- Giulia Granchi
- Da BBC News Brasil em São Paulo
“Acordei com o barulho da chuva às quatro e meia da manhã. Eu, minha filha e minha mãe tentamos tirar a água, mas a correnteza vinha muito forte. Só deu tempo de pegar as crianças, os documentos, e sair. Em cinco minutos a água já estava no teto”, diz Luana José, de 39 anos, moradora do bairro Monteiro, em Recife.
Na casa de Luana, moravam também três crianças – pela agilidade em sair da casa, ninguém se machucou.
A família foi uma das tantas afetadas pelas fortes chuvas e deslizamentos de terra causados pelas tempestades na região do Grande Recife devido. Nas últimas 24 horas, pelo menos 30 pessoas morreram, além dos outros cinco óbitos ocorridos na última quarta-feira (25/5), totalizando 35 vítimas.
Todos os móveis, roupas e outros objetos da família de Luana ficaram na casa inundada. “Perdi tudo que juntei a vida inteira, agora não sabemos o que fazer. Tenho depressão e a situação não é nada boa.”
A família agora tem planos de buscar abrigo na escola Estadual Silva Jardim, um dos vários pontos escolhidos pela prefeitura da capital para receber pessoas que perderam a casa.
Mas, de acordo com Luana, ela tem medo de sair do local, e após a água baixar, alguém tentar invadir a propriedade. “Sabemos que estão entrando em casas que ficaram destrancadas, por isso estamos aqui, sem comer nada o dia todo, olhando, mesmo que de longe”, afirma a moradora, que ainda tem esperança de conseguir salvar algo que ficou na residência.

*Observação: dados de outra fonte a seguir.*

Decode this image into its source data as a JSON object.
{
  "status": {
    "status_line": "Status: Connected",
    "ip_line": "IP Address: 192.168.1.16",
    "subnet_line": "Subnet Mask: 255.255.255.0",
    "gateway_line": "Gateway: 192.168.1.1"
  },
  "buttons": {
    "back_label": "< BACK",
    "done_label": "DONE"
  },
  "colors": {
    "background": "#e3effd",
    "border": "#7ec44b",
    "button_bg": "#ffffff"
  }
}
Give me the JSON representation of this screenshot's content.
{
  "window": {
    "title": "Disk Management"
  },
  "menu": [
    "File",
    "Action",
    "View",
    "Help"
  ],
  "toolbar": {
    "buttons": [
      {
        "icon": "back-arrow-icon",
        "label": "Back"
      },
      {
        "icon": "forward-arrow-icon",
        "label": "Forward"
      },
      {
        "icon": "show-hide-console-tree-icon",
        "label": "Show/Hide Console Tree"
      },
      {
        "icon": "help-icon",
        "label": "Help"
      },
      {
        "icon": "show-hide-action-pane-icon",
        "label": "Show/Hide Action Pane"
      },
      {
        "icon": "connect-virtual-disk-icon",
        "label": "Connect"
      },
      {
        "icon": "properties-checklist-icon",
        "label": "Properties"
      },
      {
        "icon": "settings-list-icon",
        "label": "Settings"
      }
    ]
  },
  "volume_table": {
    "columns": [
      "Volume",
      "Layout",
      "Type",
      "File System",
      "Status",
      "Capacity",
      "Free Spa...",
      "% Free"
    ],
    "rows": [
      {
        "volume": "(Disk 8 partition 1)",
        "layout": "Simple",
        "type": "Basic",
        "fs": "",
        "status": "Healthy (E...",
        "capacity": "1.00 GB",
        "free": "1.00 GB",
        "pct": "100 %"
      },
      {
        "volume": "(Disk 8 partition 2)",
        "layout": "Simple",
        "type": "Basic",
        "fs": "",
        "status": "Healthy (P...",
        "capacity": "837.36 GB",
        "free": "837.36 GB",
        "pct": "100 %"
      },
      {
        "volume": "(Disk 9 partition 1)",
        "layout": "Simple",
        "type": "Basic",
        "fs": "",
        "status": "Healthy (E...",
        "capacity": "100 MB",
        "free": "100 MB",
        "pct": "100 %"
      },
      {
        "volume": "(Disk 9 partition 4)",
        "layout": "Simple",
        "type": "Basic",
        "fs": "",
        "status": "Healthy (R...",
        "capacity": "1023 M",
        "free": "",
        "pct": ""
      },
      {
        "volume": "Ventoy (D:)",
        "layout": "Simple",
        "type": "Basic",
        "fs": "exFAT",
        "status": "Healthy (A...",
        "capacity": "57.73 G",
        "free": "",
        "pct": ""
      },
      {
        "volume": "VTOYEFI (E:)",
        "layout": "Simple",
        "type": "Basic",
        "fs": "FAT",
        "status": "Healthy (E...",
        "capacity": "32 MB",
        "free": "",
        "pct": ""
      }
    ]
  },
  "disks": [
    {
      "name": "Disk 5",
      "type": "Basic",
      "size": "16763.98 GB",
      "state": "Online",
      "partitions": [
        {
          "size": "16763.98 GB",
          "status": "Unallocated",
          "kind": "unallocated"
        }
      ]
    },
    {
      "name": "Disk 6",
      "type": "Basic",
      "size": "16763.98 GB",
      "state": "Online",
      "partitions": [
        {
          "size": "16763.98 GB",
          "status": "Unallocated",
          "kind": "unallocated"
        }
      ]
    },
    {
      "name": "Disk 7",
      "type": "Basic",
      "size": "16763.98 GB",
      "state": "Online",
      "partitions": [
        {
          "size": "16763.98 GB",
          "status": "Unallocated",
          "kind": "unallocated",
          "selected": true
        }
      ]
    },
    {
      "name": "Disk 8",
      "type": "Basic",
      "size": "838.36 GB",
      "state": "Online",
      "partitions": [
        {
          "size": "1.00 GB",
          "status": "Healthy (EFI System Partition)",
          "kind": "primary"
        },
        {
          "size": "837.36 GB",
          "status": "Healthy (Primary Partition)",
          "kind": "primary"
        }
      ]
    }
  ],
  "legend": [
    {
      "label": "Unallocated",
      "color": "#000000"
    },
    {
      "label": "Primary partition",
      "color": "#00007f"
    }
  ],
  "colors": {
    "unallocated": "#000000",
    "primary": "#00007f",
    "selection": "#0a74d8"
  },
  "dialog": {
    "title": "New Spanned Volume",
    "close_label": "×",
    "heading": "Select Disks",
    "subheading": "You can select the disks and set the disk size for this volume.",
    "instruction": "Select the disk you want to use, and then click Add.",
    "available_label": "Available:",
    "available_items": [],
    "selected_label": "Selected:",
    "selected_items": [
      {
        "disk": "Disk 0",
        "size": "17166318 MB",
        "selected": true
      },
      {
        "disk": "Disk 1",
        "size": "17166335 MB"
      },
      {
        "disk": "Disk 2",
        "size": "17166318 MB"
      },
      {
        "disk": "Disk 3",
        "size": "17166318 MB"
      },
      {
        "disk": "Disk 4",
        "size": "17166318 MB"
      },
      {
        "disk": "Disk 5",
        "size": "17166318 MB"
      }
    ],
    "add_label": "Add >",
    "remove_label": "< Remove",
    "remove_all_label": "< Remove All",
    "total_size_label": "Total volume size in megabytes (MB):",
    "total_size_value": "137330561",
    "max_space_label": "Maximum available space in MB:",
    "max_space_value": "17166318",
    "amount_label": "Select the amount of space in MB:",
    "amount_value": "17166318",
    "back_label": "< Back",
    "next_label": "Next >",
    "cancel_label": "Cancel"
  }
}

De acordo com a Codecipe (Central de Operações da Coordenadoria de Defesa Civil do Estado de Pernambuco), assim como Luana e sua família, mais de 700 pessoas que residiam na região do Grande Recife estão desabrigadas.
Com chuvas ainda previstas para a região nas próximas horas, a depender da extensão da destruição causada pelos alagamentos, a saúde dos moradores ainda pode estar risco em médio e longo prazo.
“Essas enchentes e deslizamentos de grandes áreas têm capacidade de destruição do sistema de saneamento – caso ele exista na região”, explicou Carmen Fróes, professora da UFRJ (Universidade Federal do Rio de Janeiro) e pesquisadora do tema de exposição à poluentes ambientais, à BBC em entrevista feita em fevereiro de 2022.
Com isso, a população pode ter seu sistema de água contaminado por escombros e esgoto, ambos contando com a possível presença de agentes biológicos nocivos. “Um risco bastante comum é ter o aumento dos casos da doença chamada leptospirose, causada por um microorganismo presente na urina do rato”.
Além do risco de ingestão direta de água contaminada pelo extravasamento do sistema de saneamento, há ainda a possibilidade de que, ao se deslocar de um lugar para outro, a pessoa que tenha qualquer tipo de ferida não cicatrizada — por menor que seja — se contamine por ter contato com a água ou com a lama.
Sem o controle dos órgãos públicos e concessionária, a água potável que passaria por tratamento é oferecida com contaminação por esgoto, aumentando as chances de quadros associados às precárias condições de saneamento básico, como diarreia bacteriana, febre tifoide e hepatite.
Mexer nos escombros também é perigoso por aumentar o risco de tétan. “É uma infecção causada pela bactéria Clostridium tetani, que é geralmente encontrada no solo, na poeira e em fezes de animais, e acessa o organismo através de ferimentos ou lesões de pele”, afirmou a especialista.